Nelle sale americane è appena uscito Indignation, l’esordio alla regia di James Schamus basato sull’omonimo libro di Roth, noto in Italia col titolo Indignazione. La trama: all’inizio degli anni Cinquanta, il figlio di un macellaio del New Jersey lascia la propria città, Newark, per frequentare un rigoroso college dell’Ohio. Indignation è anche il settimo adattamento cinematografico di un titolo del celebrato romanziere americano, il cui atteggiamento nei confronti del cinema, sviscerato in un interessante pezzo del New Yorker, è in genere tutt’altro che positivo.

«Roth non è uno snob», scrive l’autore del magazine, ma la sua educazione alla Bucknell University e all’Università di Chicago gli ha insegnato a distinguere in maniera netta tra la cultura pop e «le cose serie». Forse per questo sul finire degli anni Ottanta mandò una lettera all’allora scrittore in erba britannico Hanif Kureishi, che aveva appena firmato la sceneggiatura della serie tv diventata film My Beautiful Laundrette, per comunicargli che, a suo modo di vedere le cose, sarebbe stato meglio indirizzare il suo talento verso la letteratura: «Sento che puoi comunicarci il tuo mondo in modo più potente con la fiction, rispetto che coi film», aveva vergato Roth.

shadow_image_110619Potrebbe essere un caso isolato, se non fosse che in un’intervista apparsa poco dopo sulla London Review of Books lo scrittore lamentava «discussioni animate su film di seconda categoria» che toglievano spazio al dibattito letterario. E ancora: nel suo settimo romanzo La mia vita di uomo, il romanziere Peter Tarnopol viene raggelato dalla prospettiva di dedicarsi alla scrittura di copioni cinematografici per pagare gli alimenti alla sua ex moglie, mentre nella sua autobiografia, I fatti, Roth descrive Chicago come «il posto migliore in America… per trovare brio intellettuale e per trovarsi, se non necessariamente in uno stato di opposizione ribelle, almeno a rincuorante distanza da una società concentrata sui consumi e sul guardare la tv».

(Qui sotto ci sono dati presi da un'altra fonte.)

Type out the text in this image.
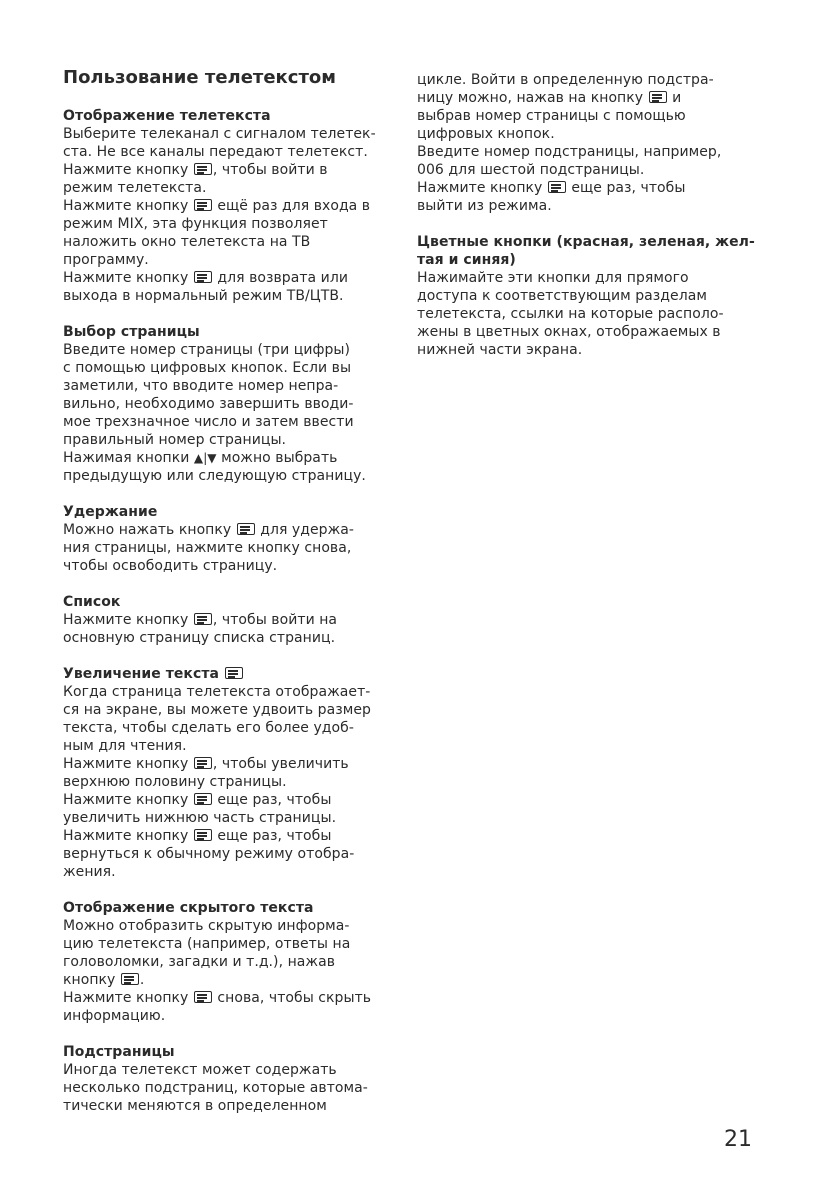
Пользование телетекстом
Отображение телетекста
Выберите телеканал с сигналом телетек-
ста. Не все каналы передают телетекст.
Нажмите кнопку , чтобы войти в
режим телетекста.
Нажмите кнопку  ещё раз для входа в
режим MIX, эта функция позволяет
наложить окно телетекста на ТВ
программу.
Нажмите кнопку  для возврата или
выхода в нормальный режим ТВ/ЦТВ.
Выбор страницы
Введите номер страницы (три цифры)
с помощью цифровых кнопок. Если вы
заметили, что вводите номер непра-
вильно, необходимо завершить вводи-
мое трехзначное число и затем ввести
правильный номер страницы.
Нажимая кнопки ▲|▼ можно выбрать
предыдущую или следующую страницу.
Удержание
Можно нажать кнопку  для удержа-
ния страницы, нажмите кнопку снова,
чтобы освободить страницу.
Список
Нажмите кнопку , чтобы войти на
основную страницу списка страниц.
Увеличение текста
Когда страница телетекста отображает-
ся на экране, вы можете удвоить размер
текста, чтобы сделать его более удоб-
ным для чтения.
Нажмите кнопку , чтобы увеличить
верхнюю половину страницы.
Нажмите кнопку  еще раз, чтобы
увеличить нижнюю часть страницы.
Нажмите кнопку  еще раз, чтобы
вернуться к обычному режиму отобра-
жения.
Отображение скрытого текста
Можно отобразить скрытую информа-
цию телетекста (например, ответы на
головоломки, загадки и т.д.), нажав
кнопку .
Нажмите кнопку  снова, чтобы скрыть
информацию.
Подстраницы
Иногда телетекст может содержать
несколько подстраниц, которые автома-
тически меняются в определенном
цикле. Войти в определенную подстра-
ницу можно, нажав на кнопку  и
выбрав номер страницы с помощью
цифровых кнопок.
Введите номер подстраницы, например,
006 для шестой подстраницы.
Нажмите кнопку  еще раз, чтобы
выйти из режима.
Цветные кнопки (красная, зеленая, жел-
тая и синяя)
Нажимайте эти кнопки для прямого
доступа к соответствующим разделам
телетекста, ссылки на которые располо-
жены в цветных окнах, отображаемых в
нижней части экрана.
21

Come Roth stesso ha avuto modo di dichiarare, le sue idee e le sue priorità si sono formate partendo dalla sua insofferenza per la lista dei best-seller del Times, il magazine Life e le contaminazioni con Hollywood. In realtà, tra le altre cose è lo stile stesso delle sue opere a rendere difficile la loro trasposizione cinematografica: come scritto in un post dell’Atlantic titolato semplicemente “Stop Making Film Adaptations of Philip Roth Novels”, «non c’è digressione o montaggio che possa rappresentare fedelmente i laboriosi contesti storici e psicologici che Roth impiega pagine su pagine per sviluppare». D’altronde, scrive il New Yorker:

You can picture Roth at his desk in rural Connecticut, far from the fluorescent, multiplex-ridden metropolis, writing the scenes in which Mickey communes with his lover’s ghost, yelling, “You filthy, wonderful Drenka cunt! Marry me! Marry me!,” and ejaculating over her grave—and then saying to himself, with a vindicated smile, “Try filming that.”